At the NATO summit this week, however, the declaration that leaders agreed to was silent on Georgia’s path towards membership in the alliance, even as it mentioned Ukraine, Moldova and Bosnia and Herzegovina — the other aspirants for membership.
Has the UK’s new government affected Ukraine support?
The summit has been the first opportunity for newly elected UK Prime Minister Keir Starmer to discuss his government’s foreign policy as well as bilateral relations with allied leaders.
On Ukraine, Starmer has pledged that his Labour Party government will continue the previous Conservative administration’s support to Kyiv.
According to Steven Seegel, a professor at the Center for Russian, East European, and Eurasian Studies at the University of Texas in Austin, a Labour government may deepen these ties with Ukraine on the three fronts of military, finances, and humanitarian diplomacy.
“Starmer has had a positive effect with his high-profile visits to Ukraine … He met personally with [Ukrainian President Volodymyr] Zelenskyy on several occasions.
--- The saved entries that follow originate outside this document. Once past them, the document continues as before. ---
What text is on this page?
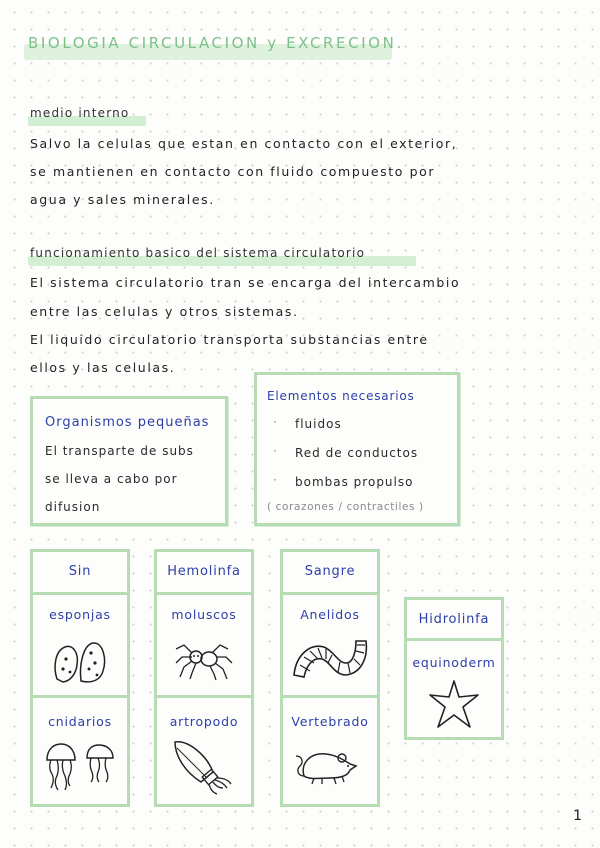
BIOLOGIA CIRCULACION y EXCRECION.
medio interno
Salvo la celulas que estan en contacto con el exterior,
se mantienen en contacto con fluido compuesto por
agua y sales minerales.
funcionamiento basico del sistema circulatorio
El sistema circulatorio tran se encarga del intercambio
entre las celulas y otros sistemas.
El liquido circulatorio transporta substancias entre
ellos y las celulas.
Organismos pequeñas
El transparte de subs
se lleva a cabo por
difusion
Elementos necesarios
· fluidos
· Red de conductos
· bombas propulso
( corazones / contractiles )
Sin
esponjas
cnidarios
Hemolinfa
moluscos
artropodo
Sangre
Anelidos
Vertebrado
Hidrolinfa
equinoderm
1
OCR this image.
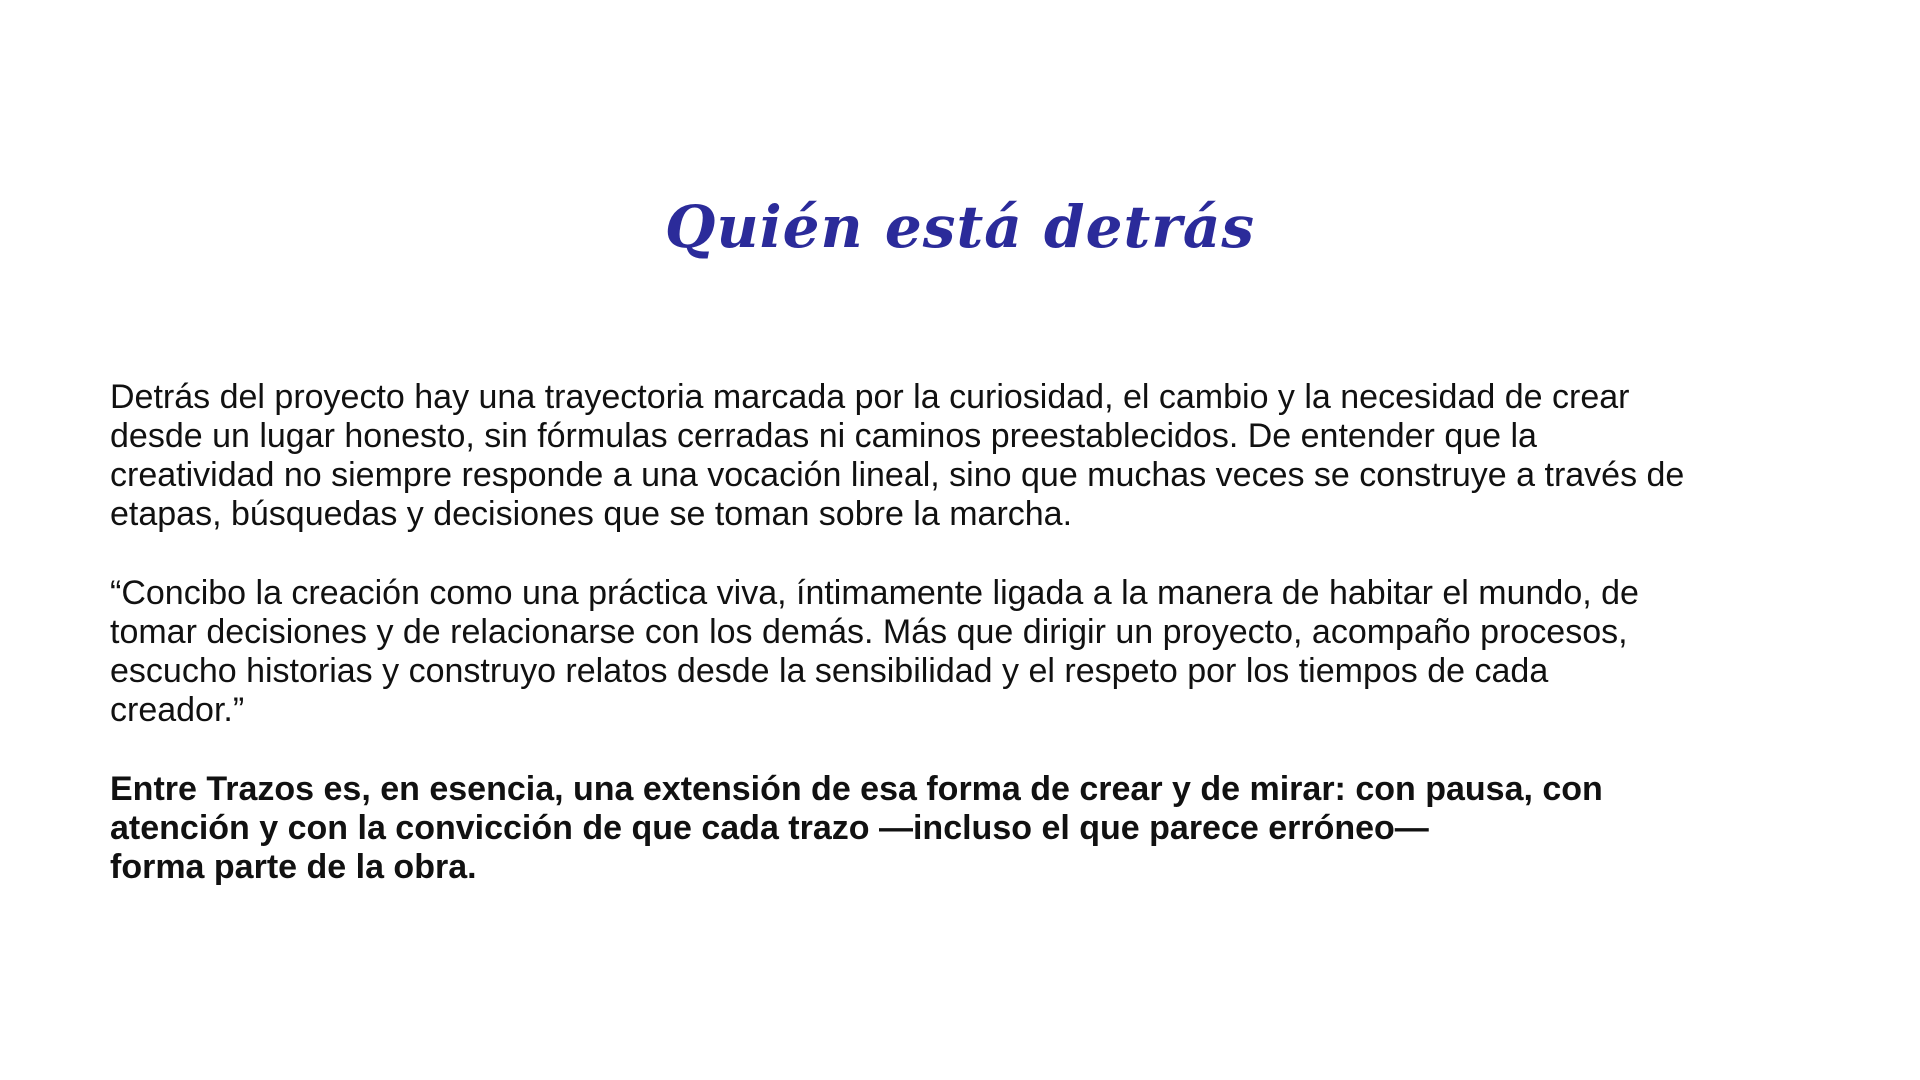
Quién está detrás

Detrás del proyecto hay una trayectoria marcada por la curiosidad, el cambio y la necesidad de crear
desde un lugar honesto, sin fórmulas cerradas ni caminos preestablecidos. De entender que la
creatividad no siempre responde a una vocación lineal, sino que muchas veces se construye a través de
etapas, búsquedas y decisiones que se toman sobre la marcha.

“Concibo la creación como una práctica viva, íntimamente ligada a la manera de habitar el mundo, de
tomar decisiones y de relacionarse con los demás. Más que dirigir un proyecto, acompaño procesos,
escucho historias y construyo relatos desde la sensibilidad y el respeto por los tiempos de cada
creador.”

Entre Trazos es, en esencia, una extensión de esa forma de crear y de mirar: con pausa, con
atención y con la convicción de que cada trazo —incluso el que parece erróneo—
forma parte de la obra.
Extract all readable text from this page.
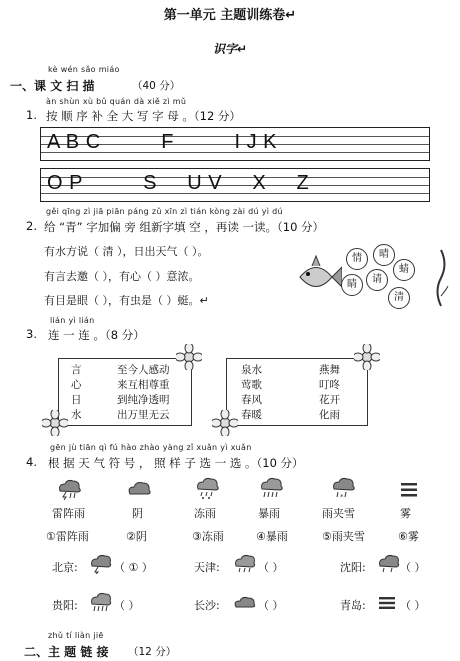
第一单元 主题训练卷↵
识字↵
kè wén sǎo miáo
一、课 文 扫 描	（40 分）
àn shùn xù bǔ quán dà xiě zì mǔ
1. 按 顺 序 补 全 大 写 字 母 。（12 分）
A B C          F          I J K
O P          S     U V     X     Z
gěi qīng zì jiā piān páng zǔ xīn zì tián kòng zài dú yì dú
2. 给 “青” 字加偏 旁 组新字填 空 ，再读 一读。（10 分）
有水方说（ 清 ），日出天气（ ）。
有言去邀（ ），有心（ ）意浓。
有目是眼（ ），有虫是（ ）蜓。↵
情	晴
睛	请
蜻
清
lián yì lián
3. 连 一 连 。（8 分）
言	至今人感动
心	来互相尊重
日	到纯净透明
水	出万里无云
泉水	燕舞
莺歌	叮咚
春风	花开
春暖	化雨
gēn jù tiān qì fú hào zhào yàng zǐ xuǎn yì xuǎn
4. 根 据 天 气 符 号 ， 照 样 子 选 一 选 。（10 分）
*
雷阵雨	阴	冻雨	暴雨	雨夹雪	雾
①雷阵雨	②阴	③冻雨	④暴雨	⑤雨夹雪	⑥雾
北京:	（ ① ）	天津:	（ ）	沈阳:	（ ）
贵阳:	（ ）	长沙:	（ ）	青岛:	（ ）
zhǔ tí liàn jiē
二、主 题 链 接 （12 分）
I recall his trips to Irpin and Bucha in February 2023, to see Russian war crimes up front; these were the most significant,” Seegel told Al Jazeera.
Are Biden’s domestic challenges affecting NATO?
Biden’s political struggles, however, loom large on the bloc’s future.
Serious questions about Biden’s age and fitness for office have been raised domestically in recent days, following a debate performance against Republican contender and former President Donald Trump in which the incumbent president appeared lost and unable to communicate effectively.
Trump is leading Biden in polls in key swing states ahead of the November election. He has threatened to pull the US, a founding NATO member and its biggest funder, from the alliance and is staunchly against providing more aid to Ukraine.